A typical competitive pass looks like this. Identify the networks active in your vertical. Pull every advertiser running on each. Sort by how long their creatives have survived. Then trace the long-running winners to their landing pages and pre-landers. Finance is the busiest vertical in our index (17,232 creatives), with insurance (15,629) and health (14,895) right behind, so those three are where you'll find the most to chew on. The network identification you just learned to do by hand is step one of that loop, automated and run continuously so the evidence doesn't vanish on refresh. This all sits inside the broader practice of ad transparency: using public ad data to understand who is advertising what, where, and how.
If you want to skip straight to the structured output, start free and browse 200 captured native ads with their network, supply chain, and resolved advertiser already classified. No card required.
Key takeaways#
- The ad network is encoded in the click URL, loader script, container markup, and pixel domains. The serving domain is the single most reliable fingerprint.
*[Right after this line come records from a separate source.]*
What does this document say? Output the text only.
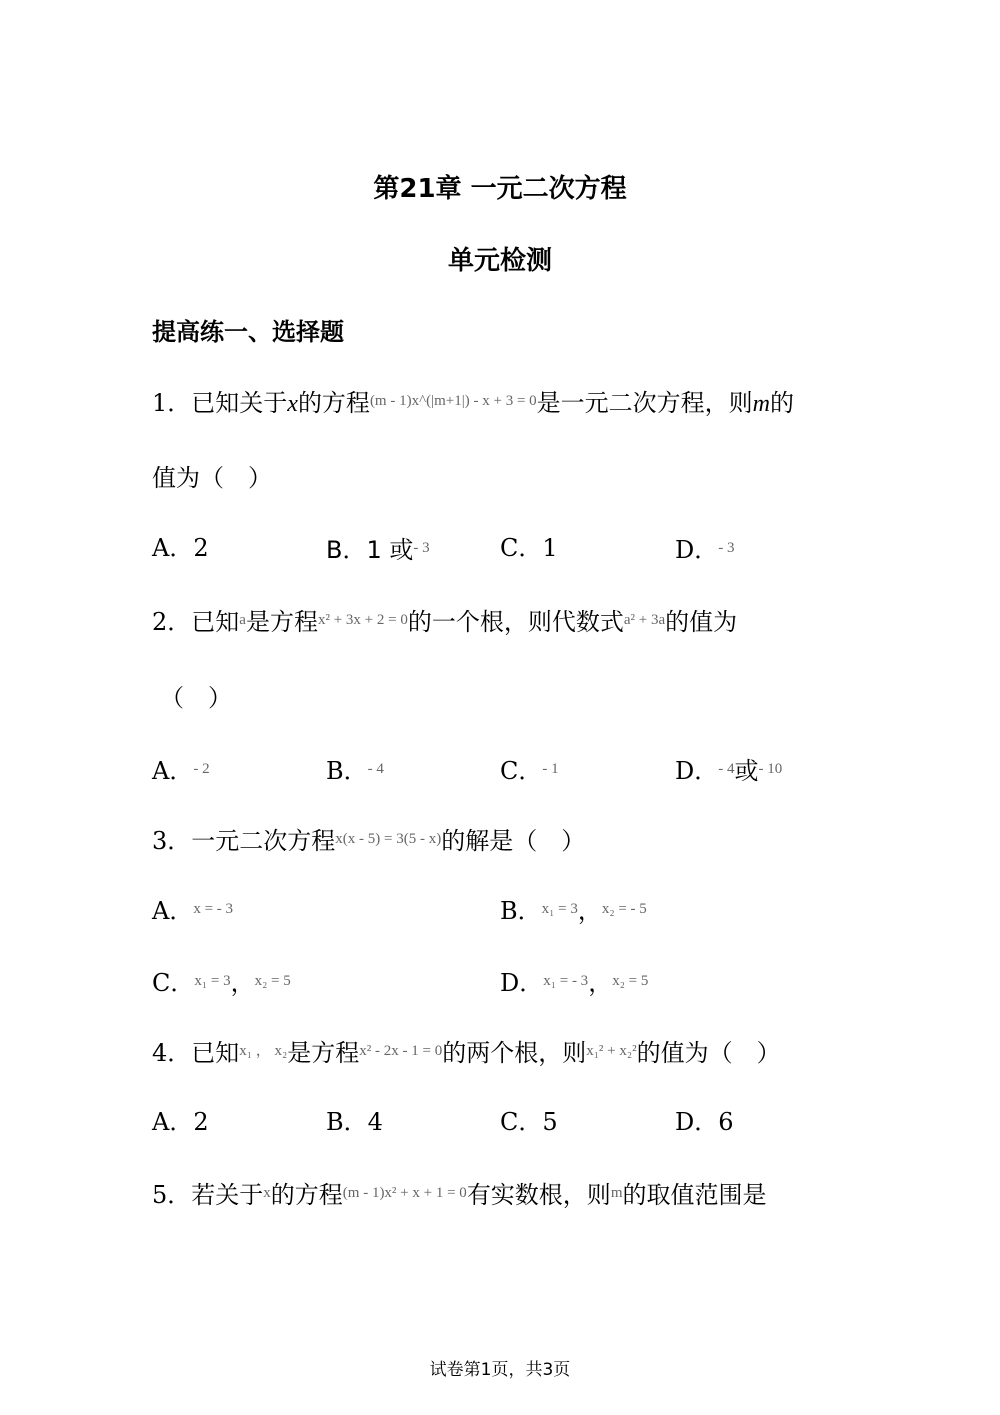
第21章 一元二次方程
单元检测
提高练一、选择题
1．已知关于x的方程$^{(m - 1)x\^{}(|m+1|) - x + 3 = 0}$是一元二次方程，则m的
值为（　）
A．2	B．1 或$^{- 3}$	C．1	D．$^{- 3}$
2．已知$^a$是方程$^{x^2 + 3x + 2 = 0}$的一个根，则代数式$^{a^2 + 3a}$的值为
（　）
A．$^{- 2}$	B．$^{- 4}$	C．$^{- 1}$	D．$^{- 4}$或$^{- 10}$
3．一元二次方程$^{x(x - 5) = 3(5 - x)}$的解是（　）
A．$^{x = - 3}$	B．$^{x_1 = 3}$，$^{x_2 = - 5}$
C．$^{x_1 = 3}$，$^{x_2 = 5}$	D．$^{x_1 = - 3}$，$^{x_2 = 5}$
4．已知$^{x_1 , x_2}$是方程$^{x^2 - 2x - 1 = 0}$的两个根，则$^{x_1^2 + x_2^2}$的值为（　）
A．2	B．4	C．5	D．6
5．若关于$^x$的方程$^{(m - 1)x^2 + x + 1 = 0}$有实数根，则$^m$的取值范围是
试卷第1页，共3页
- You can identify the network without clicking the live ad. The signal lives in the unclicked
hrefand the page markup. - Distinguish the network (who placed it) from the advertiser (who's selling). Remember that partnerships like Yahoo-Taboola and the Outbrain-Teads merger change what a fingerprint means.
- Manual inspection works for a single ad. Scale, rotation, and the redirect chain force you to an automated, captured-copy approach for real research.
- Network identification is step one. The intelligence comes from pairing it with the resolved advertiser, plus longevity and cross-network spread.